The NUC is right: randy lecturers should be shamed

The recent call by the National Universities Commission (NUC) to Vice-Chancellors of universities to publish the names of lecturers found wanting over allegations of sexual harassment of their students is one that we wholeheartedly endorse. Such naming and shaming, we believe, will go a long way to curb what has become a serious epidemic on most Nigerian campuses. The call was made by the NUC Executive Secretary, Abubakar Rasheed, whose position contrasts with the controversial claim by one of his predecessors, Prof. Peter Okebukola, that the admission of academically weak students was responsible for the menace.

While no statement can be stronger than the one made by Rasheed on the need to ensure that lecturers who abuse their powers on campus would no longer have a field day, we condemn the seeming rationalisation by Okebukola. “All those girls who run after those lecturers or can be harassed by lecturers are those who are academically weak. Even, if the lecturer does not want to get engaged with them sexually, the girls will offer them their bodies”, said Okebukola.

As we have repeatedly stated, while demanding sexual gratification for marks from students may be a more blatant manifestation of the moral decadence that has afflicted the nation in recent years, there should be no excuse for such irresponsible behaviour from those who are paid to teach our children. Yet, for years, this social malaise had straddled our tertiary institutions, threatening the future of many female students who are usually held to ransom by ignominious randy lecturers. In several cases, many of these female students have had their academic carrier extended, and sometimes truncated, because of their refusal to succumb to such demand for sex.

Ordinarily, the internal rules and regulations of the tertiary institutions would have been sufficient to rein in these sexual abusers. Unfortunately, the malaise is so endemic that even those at the highest level of most institutions are believed to be neck deep in the unwholesome practice of demanding sexual gratifications for marks. In several instances, heads of departments to whom students report the harassment; and members of panels to which the reports were referred for investigation, were themselves involved in the abuse. That then explains why for years, gangs of sexual abusers who acted as though above the law have been allowed to operate freely on the campuses of most institutions of learning in Nigeria.

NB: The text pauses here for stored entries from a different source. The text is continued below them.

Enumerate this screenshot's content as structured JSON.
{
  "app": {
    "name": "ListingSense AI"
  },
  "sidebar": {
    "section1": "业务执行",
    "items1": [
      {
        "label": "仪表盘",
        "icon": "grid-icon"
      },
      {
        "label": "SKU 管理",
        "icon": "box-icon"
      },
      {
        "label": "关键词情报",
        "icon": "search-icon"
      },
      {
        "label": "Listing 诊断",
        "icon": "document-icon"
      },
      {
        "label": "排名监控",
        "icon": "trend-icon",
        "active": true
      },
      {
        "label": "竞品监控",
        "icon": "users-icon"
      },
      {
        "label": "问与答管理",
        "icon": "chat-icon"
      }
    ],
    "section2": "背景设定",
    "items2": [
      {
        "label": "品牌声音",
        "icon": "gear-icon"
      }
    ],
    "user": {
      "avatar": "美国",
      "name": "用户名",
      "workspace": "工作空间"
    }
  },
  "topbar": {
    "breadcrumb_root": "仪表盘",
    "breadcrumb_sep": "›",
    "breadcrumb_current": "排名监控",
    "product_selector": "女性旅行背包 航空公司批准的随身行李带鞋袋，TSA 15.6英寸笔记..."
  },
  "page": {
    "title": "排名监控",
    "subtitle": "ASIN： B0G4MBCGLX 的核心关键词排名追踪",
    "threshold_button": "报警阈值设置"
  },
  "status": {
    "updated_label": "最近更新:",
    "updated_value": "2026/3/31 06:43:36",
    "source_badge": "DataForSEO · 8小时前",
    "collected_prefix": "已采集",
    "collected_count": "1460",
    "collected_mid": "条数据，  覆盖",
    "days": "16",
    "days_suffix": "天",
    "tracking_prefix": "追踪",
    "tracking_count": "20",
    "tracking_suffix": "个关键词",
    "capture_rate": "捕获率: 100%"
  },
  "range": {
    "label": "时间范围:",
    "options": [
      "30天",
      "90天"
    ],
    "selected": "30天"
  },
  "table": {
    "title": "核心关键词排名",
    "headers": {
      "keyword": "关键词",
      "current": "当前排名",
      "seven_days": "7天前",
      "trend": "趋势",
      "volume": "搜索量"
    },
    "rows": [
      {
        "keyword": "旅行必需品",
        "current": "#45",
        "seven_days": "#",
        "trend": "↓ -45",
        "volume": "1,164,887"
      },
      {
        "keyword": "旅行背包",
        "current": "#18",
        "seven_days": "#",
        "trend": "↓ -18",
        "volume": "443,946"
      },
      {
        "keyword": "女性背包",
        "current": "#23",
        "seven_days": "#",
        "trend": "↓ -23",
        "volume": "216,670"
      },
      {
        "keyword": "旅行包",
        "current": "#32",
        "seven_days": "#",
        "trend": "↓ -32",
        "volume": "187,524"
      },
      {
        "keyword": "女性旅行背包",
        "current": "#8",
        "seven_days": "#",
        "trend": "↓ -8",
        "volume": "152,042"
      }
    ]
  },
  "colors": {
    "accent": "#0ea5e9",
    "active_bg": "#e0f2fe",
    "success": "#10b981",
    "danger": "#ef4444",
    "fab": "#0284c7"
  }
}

It is indeed very depressing that the campuses of our institutions of higher learning ordinarily considered as sane and safe havens for the acquisition of knowledge and inculcation of character have been taken over by predators who are paid to impart knowledge. In a recent case at the Obafemi Awolowo University, Ile-Ife, a professor was caught on audio negotiating marks for sex with a post-graduate student. But beyond the dismissal of the randy professor, it is time for the National Assembly to revisit the “Sexual Harassment in Tertiary Education Institution: Prohibition Bill, 2016” which was passed by the Senate in 2016 but still awaits the concurrence of the House of Representatives.

Although the Academic Staff Union of Universities (ASUU) stood in opposition to the bill at the time, we consider it important as it prescribes a five-year jail term for lecturers convicted of sexual harassment of their male or female students. In the alternative, anyone found guilty of the offence is liable to a fine of N5 million. The bill also protects innocent lecturers by prescribing suspension or expulsion for any student who is found by a court of law for false accusation. But we endorse the call by the NUC. Those who abuse their powers to corrupt students have no business on campus.